Basta a palavra “certificação” aparecer numa pauta de assembleia para o clima mudar. Boa parte dos condôminos ouve aquilo e traduz automaticamente como despesa nova — algo caro, demorado e, no fundo, dispensável. Por trás dessa reação existem dois preconceitos que caminham juntos: o de que certificar é sinônimo de obra, de reforma, de mexer na estrutura do prédio; e o de que certificação é coisa de empreendimento de alto padrão, um selo bonito para pendurar na portaria. Nenhum dos dois se sustenta. Certificação, na prática, tem muito menos a ver com construir e muito mais a ver com organizar o que já existe.
Certificar significa comprovar que o condomínio segue um padrão definido de gestão.
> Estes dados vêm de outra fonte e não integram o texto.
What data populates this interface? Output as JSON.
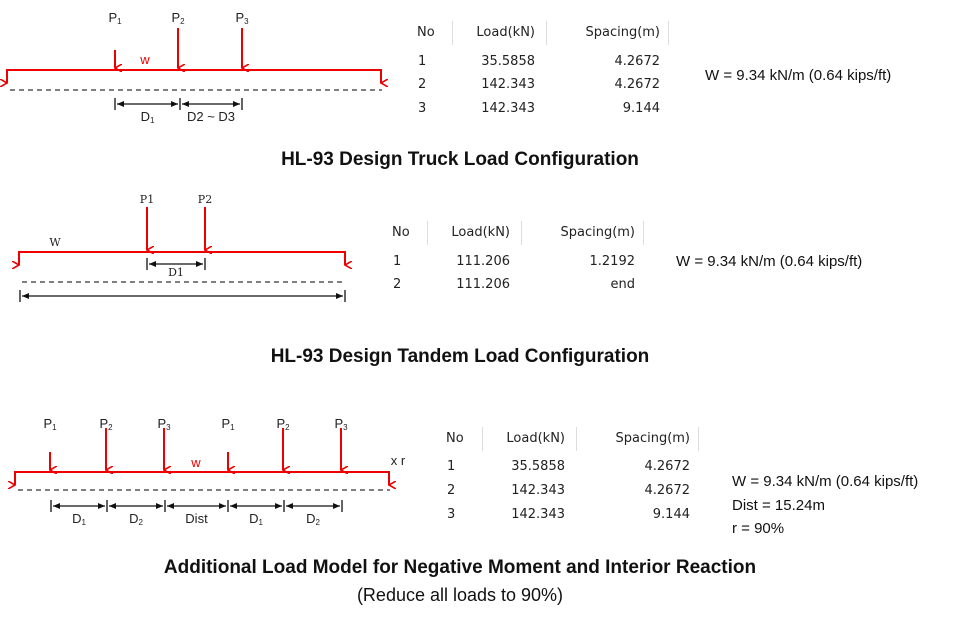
{
  "colors": {
    "load": "#ee0000",
    "beam_outline": "#333333"
  },
  "truck": {
    "caption": "HL-93 Design Truck Load Configuration",
    "diagram": {
      "loads": [
        "P1",
        "P2",
        "P3"
      ],
      "w": "w",
      "dims": [
        "D1",
        "D2 ~ D3"
      ]
    },
    "table": {
      "headers": [
        "No",
        "Load(kN)",
        "Spacing(m)"
      ],
      "rows": [
        [
          "1",
          "35.5858",
          "4.2672"
        ],
        [
          "2",
          "142.343",
          "4.2672"
        ],
        [
          "3",
          "142.343",
          "9.144"
        ]
      ]
    },
    "note": "W = 9.34 kN/m (0.64 kips/ft)"
  },
  "tandem": {
    "caption": "HL-93 Design Tandem Load Configuration",
    "diagram": {
      "loads": [
        "P1",
        "P2"
      ],
      "w": "W",
      "dims": [
        "D1"
      ]
    },
    "table": {
      "headers": [
        "No",
        "Load(kN)",
        "Spacing(m)"
      ],
      "rows": [
        [
          "1",
          "111.206",
          "1.2192"
        ],
        [
          "2",
          "111.206",
          "end"
        ]
      ]
    },
    "note": "W = 9.34 kN/m (0.64 kips/ft)"
  },
  "additional": {
    "caption": "Additional Load Model for Negative Moment and Interior Reaction",
    "subcaption": "(Reduce all loads to 90%)",
    "diagram": {
      "loads": [
        "P1",
        "P2",
        "P3",
        "P1",
        "P2",
        "P3"
      ],
      "w": "w",
      "factor": "x r",
      "dims": [
        "D1",
        "D2",
        "Dist",
        "D1",
        "D2"
      ]
    },
    "table": {
      "headers": [
        "No",
        "Load(kN)",
        "Spacing(m)"
      ],
      "rows": [
        [
          "1",
          "35.5858",
          "4.2672"
        ],
        [
          "2",
          "142.343",
          "4.2672"
        ],
        [
          "3",
          "142.343",
          "9.144"
        ]
      ]
    },
    "notes": [
      "W = 9.34 kN/m (0.64 kips/ft)",
      "Dist = 15.24m",
      "r = 90%"
    ]
  }
}
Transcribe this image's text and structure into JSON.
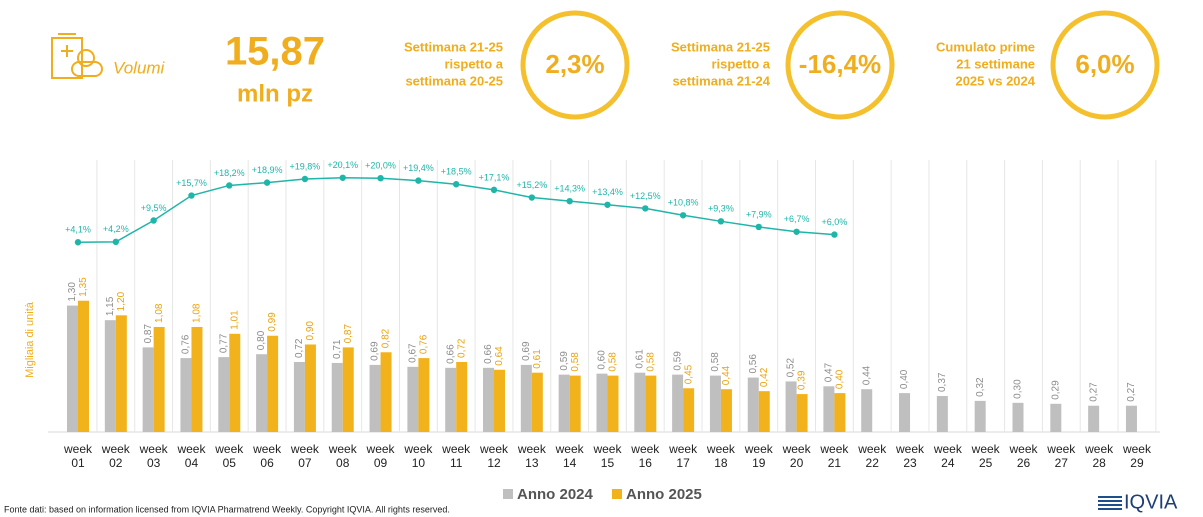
{
  "header": {
    "kpi_name": "Volumi",
    "kpi_value": "15,87",
    "kpi_unit": "mln pz",
    "cards": [
      {
        "label": [
          "Settimana 21-25",
          "rispetto a",
          "settimana 20-25"
        ],
        "value": "2,3%"
      },
      {
        "label": [
          "Settimana 21-25",
          "rispetto a",
          "settimana 21-24"
        ],
        "value": "-16,4%"
      },
      {
        "label": [
          "Cumulato prime",
          "21 settimane",
          "2025 vs 2024"
        ],
        "value": "6,0%"
      }
    ]
  },
  "chart_data": {
    "type": "bar",
    "y_label": "Migliaia di unità",
    "categories": [
      "week 01",
      "week 02",
      "week 03",
      "week 04",
      "week 05",
      "week 06",
      "week 07",
      "week 08",
      "week 09",
      "week 10",
      "week 11",
      "week 12",
      "week 13",
      "week 14",
      "week 15",
      "week 16",
      "week 17",
      "week 18",
      "week 19",
      "week 20",
      "week 21",
      "week 22",
      "week 23",
      "week 24",
      "week 25",
      "week 26",
      "week 27",
      "week 28",
      "week 29"
    ],
    "ylim": [
      0,
      2.9
    ],
    "y2lim": [
      -43,
      27
    ],
    "series": [
      {
        "name": "Anno 2024",
        "color": "#bfbfbf",
        "values": [
          1.3,
          1.15,
          0.87,
          0.76,
          0.77,
          0.8,
          0.72,
          0.71,
          0.69,
          0.67,
          0.66,
          0.66,
          0.69,
          0.59,
          0.6,
          0.61,
          0.59,
          0.58,
          0.56,
          0.52,
          0.47,
          0.44,
          0.4,
          0.37,
          0.32,
          0.3,
          0.29,
          0.27,
          0.27
        ],
        "value_labels": [
          "1,30",
          "1,15",
          "0,87",
          "0,76",
          "0,77",
          "0,80",
          "0,72",
          "0,71",
          "0,69",
          "0,67",
          "0,66",
          "0,66",
          "0,69",
          "0,59",
          "0,60",
          "0,61",
          "0,59",
          "0,58",
          "0,56",
          "0,52",
          "0,47",
          "0,44",
          "0,40",
          "0,37",
          "0,32",
          "0,30",
          "0,29",
          "0,27",
          "0,27"
        ]
      },
      {
        "name": "Anno 2025",
        "color": "#f2b21b",
        "values": [
          1.35,
          1.2,
          1.08,
          1.08,
          1.01,
          0.99,
          0.9,
          0.87,
          0.82,
          0.76,
          0.72,
          0.64,
          0.61,
          0.58,
          0.58,
          0.58,
          0.45,
          0.44,
          0.42,
          0.39,
          0.4,
          null,
          null,
          null,
          null,
          null,
          null,
          null,
          null
        ],
        "value_labels": [
          "1,35",
          "1,20",
          "1,08",
          "1,08",
          "1,01",
          "0,99",
          "0,90",
          "0,87",
          "0,82",
          "0,76",
          "0,72",
          "0,64",
          "0,61",
          "0,58",
          "0,58",
          "0,58",
          "0,45",
          "0,44",
          "0,42",
          "0,39",
          "0,40",
          null,
          null,
          null,
          null,
          null,
          null,
          null,
          null
        ]
      },
      {
        "type": "line",
        "axis": "y2",
        "color": "#1fb5a9",
        "values": [
          4.1,
          4.2,
          9.5,
          15.7,
          18.2,
          18.9,
          19.8,
          20.1,
          20.0,
          19.4,
          18.5,
          17.1,
          15.2,
          14.3,
          13.4,
          12.5,
          10.8,
          9.3,
          7.9,
          6.7,
          6.0,
          null,
          null,
          null,
          null,
          null,
          null,
          null,
          null
        ],
        "value_labels": [
          "+4,1%",
          "+4,2%",
          "+9,5%",
          "+15,7%",
          "+18,2%",
          "+18,9%",
          "+19,8%",
          "+20,1%",
          "+20,0%",
          "+19,4%",
          "+18,5%",
          "+17,1%",
          "+15,2%",
          "+14,3%",
          "+13,4%",
          "+12,5%",
          "+10,8%",
          "+9,3%",
          "+7,9%",
          "+6,7%",
          "+6,0%",
          null,
          null,
          null,
          null,
          null,
          null,
          null,
          null
        ]
      }
    ]
  },
  "footer": {
    "source": "Fonte dati: based on information licensed from IQVIA Pharmatrend Weekly. Copyright IQVIA. All rights reserved.",
    "logo": "IQVIA"
  }
}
Esse padrão pode ser de manutenção predial, como estabelece a NBR 5674, de segurança, de eficiência energética, de gestão ambiental ou de qualidade administrativa. O trabalho real, na maioria dos casos, é documental e organizacional: mapear os sistemas do prédio, definir periodicidade de manutenção, registrar o que foi feito e por quem, formalizar contratos e criar rotina onde antes havia improviso. Em muitos condomínios, boa parte disso já é feita — só que de forma dispersa, na cabeça do zelador ou em pastas que ninguém encontra quando precisa.
E é justamente daí que vem a economia. Manutenção preventiva custa uma fração da manutenção corretiva: trocar uma peça no prazo é sempre mais barato do que reparar o sistema depois que ele falha, com urgência e sem poder negociar preço. Certificações voltadas à eficiência reduzem consumo de água e energia, que estão entre as maiores despesas recorrentes de qualquer condomínio. Seguradoras costumam olhar com outros olhos um prédio com manutenção documentada. E várias prefeituras brasileiras mantêm programas de desconto no IPTU para condomínios que adotam práticas sustentáveis certificadas — um benefício direto que muita gente desconhece.
Há ainda um tipo de economia que não aparece na planilha, mas pesa bastante: a proteção jurídica. Registro organizado de manutenção é a melhor defesa que um condomínio tem quando surge um problema estrutural, um acidente ou uma disputa com fornecedor. Num momento em que as exigências legais só aumentam — inspeção predial, laudos técnicos, normas de segurança —, ter processo documentado deixa de ser diferencial e vira condição básica. Isso reduz risco de multa, de litígio e de responsabilização pessoal do síndico. E, de quebra, valoriza o imóvel: prédio com gestão comprovada se vende e se aluga melhor.
Nada disso significa que todo condomínio precisa buscar toda certificação. Algumas exigem investimento inicial que só se justifica em determinados perfis, e correr atrás de selo por status é exatamente o desperdício que o título deste texto quer evitar. O caminho sensato é outro: comece organizando o que já é obrigatório, transforme isso em rotina documentada e avalie, com números, qual certificação traz retorno no seu caso. Porque o ganho real nunca é o certificado emoldurado na parede — é a disciplina que ele obriga o condomínio a criar. E condomínio disciplinado, no fim do ano, gasta menos.